Portrait d’un Léon Homo

Michael Ortali
6 min readJul 5, 2015

--

Voilà déjà 6 ans que je vis aux Etats-Unis. Je suis parti de France après avoir terminé une licence professionnelle aux Gobelins.

Ma démarche de départ a commencé vers fin décembre 2008. Je commençais alors à me renseigner sur les opportunités professionnelles post-études et suites aux conseils d’amis (Mary, Mathieu, Nicolas se reconnaîtront), j’ai regardé de plus près celles disponibles outre-atlantique.

L’entreprise démarchée à l’époque n’a demandé que deux entretiens téléphoniques et un test. L’offre était signée début mars et les documents (visa) terminés début mai. Mon avion pour la Floride a décollé le 7 Juillet 2009 en aller simple.

Léon?

Pour ceux qui ne connaissent pas l’initiative #reviensleon, il s’agit d’encourager les français qui sont partis vivre à l’étranger à revenir travailler en France pour contribuer aux entreprises qui grandissent. Vous pouvez trouver plus de détails sur le site principal.

Pourquoi être parti?

Les raisons qui ont motivé mon départ, hormis le défi d’aller vivre dans un autre pays, de découvrir une nouvelle culture et l’expérience de l’immersion, sont ancrées dans mes expériences professionnelles en France.

Pendant mes deux années passées sur Paris, mes contrats d’apprentissage m’ont donné une vue du monde de l’entreprise française: les entretiens, les différentes dynamiques au sein des équipes, le système de hiérarchie et la façon dont les projets sont gérés.

La culture des entreprises

En considérant que nous passons au moins 8 heures par jour dans un cadre de travail, l’environment et la culture comptent beaucoup. Trois choses qui m’ont marqué dans les entreprises pour lesquelles j’ai travaillé en France:

  • Décisions principalement hiérarchiques: les entreprises Françaises sont souvent top-down, laissant très peu de marge pour les ingénieurs de contribuer à l’évolution d’un projet ou de l’entreprise.
  • Absence de mérite: Les opportunités données aux employés sont minces. Il faut vraiment se battre pour avoir plus de responsabilités et faire grandir nos compétences. Dans beaucoup de cas, l’ancienneté compte beaucoup plus que le mérite.
  • Forte misogynie et homophobie: les remarques et attitudes entre collègues sont parfois très insultantes et dirigés vers certains groupes ethniques (par exemple: “C’est quoi ce code de pédé”). Elles ne créent pas un cadre de travail favorable à tous.

Manque d’opportunités pour les Jeunes

Souvent considérés comme non expérimentés, les entreprises donnent rarement aux jeunes des opportunités et défis qui peuvent les aider à apprendre et à rapidement acquérir de nouvelles compétences. Les entretiens sont difficiles et le travail donné dans les entreprises n’aide pas forcément l’évolution personnelle.

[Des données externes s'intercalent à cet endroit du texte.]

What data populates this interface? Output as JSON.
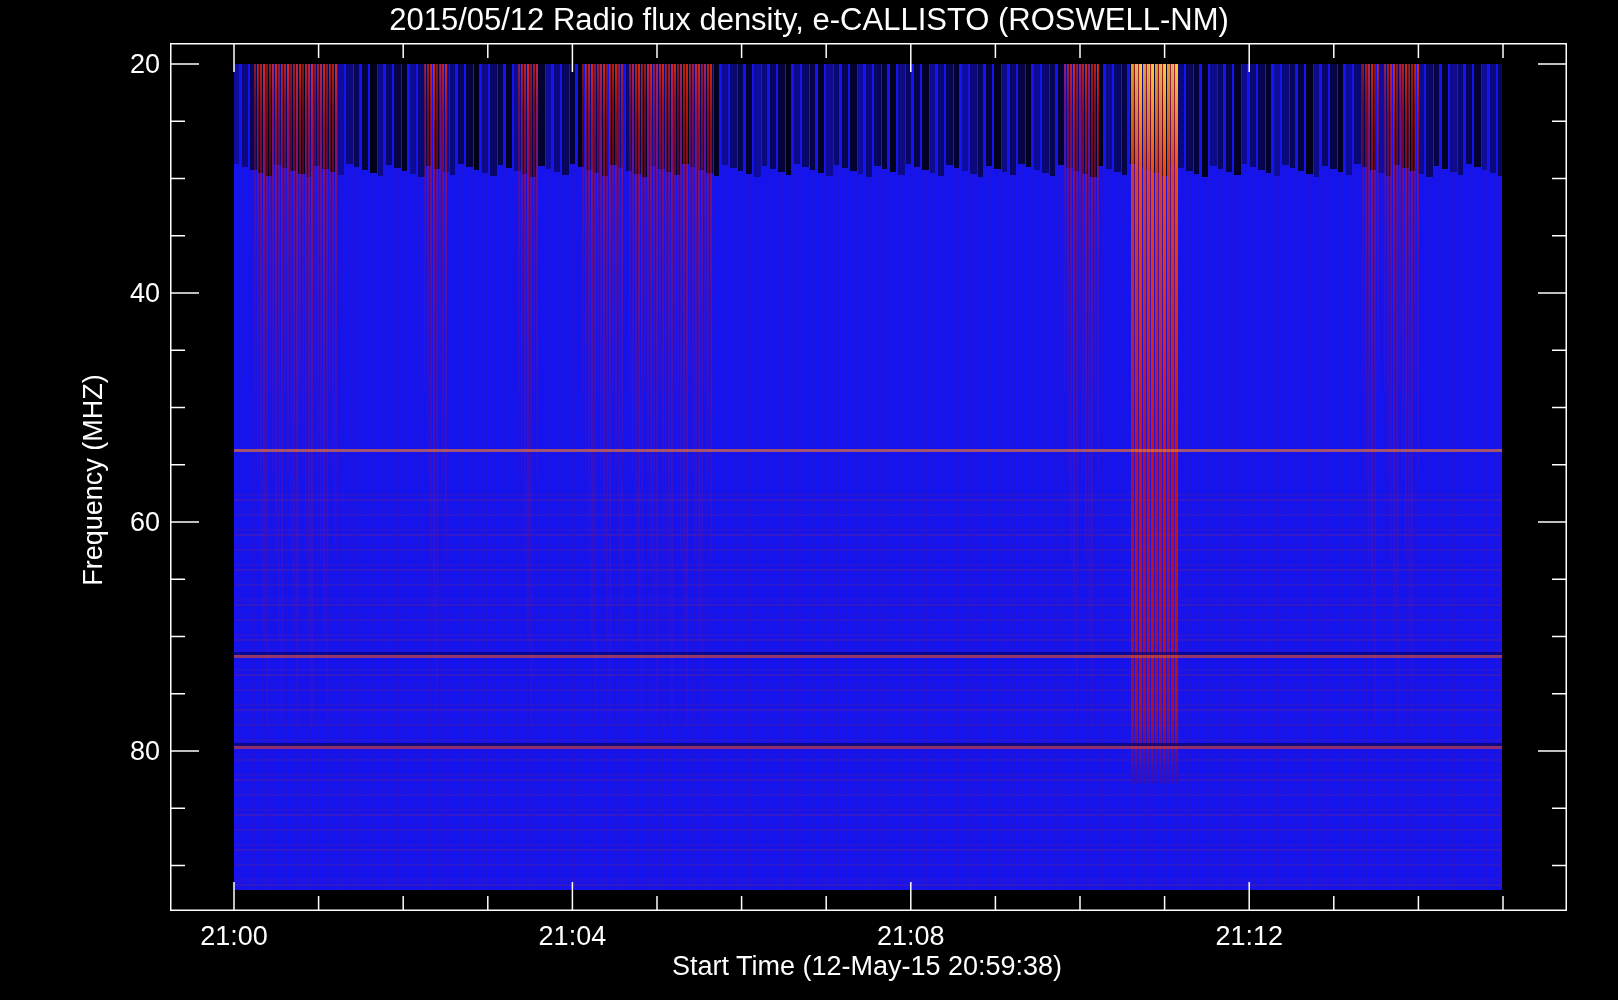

A l’inverse des Etats-Unis où les entretiens se doivent d’être respectueux et cordiaux, les entretiens auxquels j’ai participé en France étaient d’un autre format avec des remarques parfois désobligeantes (“Vous n’avez fait qu’un IUT.”, “Vous n’avez aucune expérience professionnelle.”, “Donc vous ne savez pas faire grand chose”) et un manque de suivi une fois les entretiens terminés.

Dans les entreprises qui m’ont donné ma chance, mes tâches en tant qu’apprenti étaient souvent minces: je passais la majeure partie de mon temps à demander de nouveaux projets, et à démarcher mes collègues pour savoir s’ils avaient besoin d’aide. Malgré mes tentatives, mes principales tâches étaient de faire le travail dont personne ne voulait.

En conclusion, les compétences acquises durant ces deux années d’apprentissage étaient plutôt maigres.

Et alors, les USA?

Une fois arrivé en Floride, les opportunités ont frappé à ma porte pratiquement toutes les semaines suite au manque de main d’oeuvre qualifiée en Californie.

Yahoo!

J’ai fini par passer des entretiens chez Yahoo! pour un poste de software engineer. En discutant avec Michael Montesano, la décision de m’embaucher n’était pas pour mes compétences techniques (les autres candidats avaient plus d’expérience dans le domaine), mais plus pour ma capacité à analyser un problème et fournir une solution itérative.

Une différence forte par rapport aux modèles de recrutements Français dans laquelle le candidat doit souvent répondre à une grille donnée. Malheureusement, mon équipe fut délocalisée en Inde quelques semaines après mon arrivé, mon expérience chez Yahoo! fut donc assez courte.

D’autres entreprises à l’époque étaient intéressées, et j’ai continué chez YouTube et Google.

Google - YouTube

Pendant mes entretiens, ce qui a fasciné Chris Zacharias était un projet de réalité augmenté tangible crée durant mes études aux Gobelins (l’une des premières au monde). Il ne s’agissait pas de mes capacités à créer des algorithmes, mais plutôt mon côté inventif et mon utilisation des technologies existantes pour créer des choses qui n’étaient pas encore possibles.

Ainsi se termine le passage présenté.